08 julho 2021

10 anos depois - Fogo e saudade: réplica da terceira pessoa do singular

o vazio não é companhia e talvez nunca tenha sido, mas provavelmente é o único que ainda resiste ai, ao seu redor. antes da minha desistência, eu deveria ter arrancado suas cortinas do trilho, permitido que a luz do sol entrasse em seu quarto quando quisesse. na lista de tantas coisas que te faltam, já seria possível tirar a deficiência de vitamina D. sua televisão, ligada por vício, hoje talvez esteja quebrada, mas os vestígios dos ecos de tantos anos de sintonia são inapagáveis: que imagens ou sons esse aparelho velho poderia produzir para amenizar as pequenas e repetitivas fisgadas que se espalharam da nuca para o resto do seu corpo todo?

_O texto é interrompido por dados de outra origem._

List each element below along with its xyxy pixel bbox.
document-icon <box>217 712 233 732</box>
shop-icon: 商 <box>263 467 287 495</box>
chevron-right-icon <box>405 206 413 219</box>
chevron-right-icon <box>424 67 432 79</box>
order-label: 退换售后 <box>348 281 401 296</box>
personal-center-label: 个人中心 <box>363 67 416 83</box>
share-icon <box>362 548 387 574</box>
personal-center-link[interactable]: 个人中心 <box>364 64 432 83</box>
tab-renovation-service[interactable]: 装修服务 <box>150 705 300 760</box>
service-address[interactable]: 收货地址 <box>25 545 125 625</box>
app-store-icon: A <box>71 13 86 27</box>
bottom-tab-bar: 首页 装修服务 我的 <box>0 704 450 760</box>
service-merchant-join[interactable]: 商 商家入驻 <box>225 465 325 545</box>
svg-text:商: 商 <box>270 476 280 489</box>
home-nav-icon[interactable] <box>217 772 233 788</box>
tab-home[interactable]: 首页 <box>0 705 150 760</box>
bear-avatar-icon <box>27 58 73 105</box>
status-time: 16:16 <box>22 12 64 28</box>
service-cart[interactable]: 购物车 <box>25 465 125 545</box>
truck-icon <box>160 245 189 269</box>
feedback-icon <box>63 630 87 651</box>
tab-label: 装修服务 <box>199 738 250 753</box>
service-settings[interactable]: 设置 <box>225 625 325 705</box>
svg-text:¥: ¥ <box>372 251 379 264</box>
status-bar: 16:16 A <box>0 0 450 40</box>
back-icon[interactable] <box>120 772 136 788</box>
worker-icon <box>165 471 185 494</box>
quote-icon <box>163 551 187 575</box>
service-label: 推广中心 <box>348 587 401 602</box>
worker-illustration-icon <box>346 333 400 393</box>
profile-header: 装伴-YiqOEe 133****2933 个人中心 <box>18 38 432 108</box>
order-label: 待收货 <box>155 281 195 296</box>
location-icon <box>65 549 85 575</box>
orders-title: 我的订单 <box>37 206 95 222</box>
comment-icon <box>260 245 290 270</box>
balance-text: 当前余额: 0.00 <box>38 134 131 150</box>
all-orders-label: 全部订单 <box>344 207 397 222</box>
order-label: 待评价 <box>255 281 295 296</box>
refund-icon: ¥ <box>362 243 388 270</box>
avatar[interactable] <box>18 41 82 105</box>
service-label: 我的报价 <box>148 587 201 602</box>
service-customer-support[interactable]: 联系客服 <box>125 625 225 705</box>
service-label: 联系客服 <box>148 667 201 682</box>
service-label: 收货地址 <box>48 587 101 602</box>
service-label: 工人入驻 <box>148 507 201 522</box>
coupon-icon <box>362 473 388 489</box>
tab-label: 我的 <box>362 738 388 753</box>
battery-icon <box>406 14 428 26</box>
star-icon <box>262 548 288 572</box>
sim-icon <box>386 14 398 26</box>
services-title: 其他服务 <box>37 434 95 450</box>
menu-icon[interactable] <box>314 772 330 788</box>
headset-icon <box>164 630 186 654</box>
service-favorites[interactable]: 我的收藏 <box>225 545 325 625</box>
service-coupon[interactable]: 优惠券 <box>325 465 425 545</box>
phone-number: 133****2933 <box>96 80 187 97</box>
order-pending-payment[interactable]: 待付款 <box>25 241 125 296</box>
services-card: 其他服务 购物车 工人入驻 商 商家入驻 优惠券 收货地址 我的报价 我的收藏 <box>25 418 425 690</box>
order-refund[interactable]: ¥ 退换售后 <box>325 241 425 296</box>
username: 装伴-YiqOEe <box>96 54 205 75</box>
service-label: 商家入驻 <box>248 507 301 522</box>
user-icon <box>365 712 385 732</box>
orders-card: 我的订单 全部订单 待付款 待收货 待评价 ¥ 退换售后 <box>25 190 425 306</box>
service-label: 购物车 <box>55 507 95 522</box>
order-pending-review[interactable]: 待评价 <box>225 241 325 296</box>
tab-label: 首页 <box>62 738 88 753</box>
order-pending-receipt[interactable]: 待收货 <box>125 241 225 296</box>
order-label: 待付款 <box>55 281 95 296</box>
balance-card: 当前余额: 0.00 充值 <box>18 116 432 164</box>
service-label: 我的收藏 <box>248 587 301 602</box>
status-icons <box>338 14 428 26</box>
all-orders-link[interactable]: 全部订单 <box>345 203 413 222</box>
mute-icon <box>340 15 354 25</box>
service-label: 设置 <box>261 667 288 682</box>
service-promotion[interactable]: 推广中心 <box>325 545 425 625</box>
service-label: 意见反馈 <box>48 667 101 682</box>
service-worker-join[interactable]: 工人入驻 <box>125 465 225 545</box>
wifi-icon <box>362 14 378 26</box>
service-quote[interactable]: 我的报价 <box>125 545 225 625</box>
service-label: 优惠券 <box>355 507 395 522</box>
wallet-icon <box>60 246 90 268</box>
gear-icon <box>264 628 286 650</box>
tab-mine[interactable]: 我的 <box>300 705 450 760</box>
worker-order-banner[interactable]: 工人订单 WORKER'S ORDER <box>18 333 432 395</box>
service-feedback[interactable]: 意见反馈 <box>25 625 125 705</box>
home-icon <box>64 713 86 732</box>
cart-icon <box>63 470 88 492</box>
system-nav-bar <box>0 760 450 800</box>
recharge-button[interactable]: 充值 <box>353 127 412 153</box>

são anos longe de você, mas posso visualizar e descrever o cenário: um copo de café frio e o resto de alguns cigarros apagados ao lado da cama. uma dieta sofrível, a derrota estampada no rosto exausto, o desconforto por carregar os próprios ossos. no canto do quarto, ao alcance da vista, um porta-retrato empoeirado trazendo uma foto minha - meio lenitivo, meio veneno. sorridente, feliz, esperançosa... torturantemente viva no alto da sua cômoda: minha fotografia que você se recusa a destruir é o último pedaço meu que te sobra e é justamente esse refugo do que fui há tanto anos que assume a importante missão de te assombrar e fazer pagar. o olhar vidrado que te seduz não é o meu; nenhuma palavra minha sairá dessa boca de papel; o amor que você busca no escuro já não sou eu. essa nuvem de poeira que te visita é só saudade. teria outro nome?
eu sei que a sujeira que fica no ar ainda guarda minha silhueta... eu sei que o espectro luminoso que deixei, pairando no nada, te faz procurar os tantos pedaços que faltam de mim... no seu sonho mais impossível, minha mão ainda percorre a sua e meu perfume invade suas narinas sensíveis à poeira. a lembrança de mim será para sempre como uma alergia severa a um objeto pelo qual se nutre profunda obsessão: sem cura, sem medicação, apenas um constante processo de se habituar ao desconforto. se habituar a ser, no máximo, uma sombra do que já foi um dia. 
sofrer não vai adiantar: eu não voltarei, o frio não se dissipará, a paz seguirá intangível porque eu levei a paz. eu era sua paz.
e toda vez que a dor for lancinante, toda vez que você tiver certeza que o sofrimento vai te sobrepujar e rebentar seu corpo em vários pedaços, saiba: mesmo optando por não assumir, você já me causou pesar pior.  muita coisa já maculou meu peito assim. só fogo machuca dessa forma. fogo, saudade e aquele fel mascarado de afeto que você dizia sentir por mim.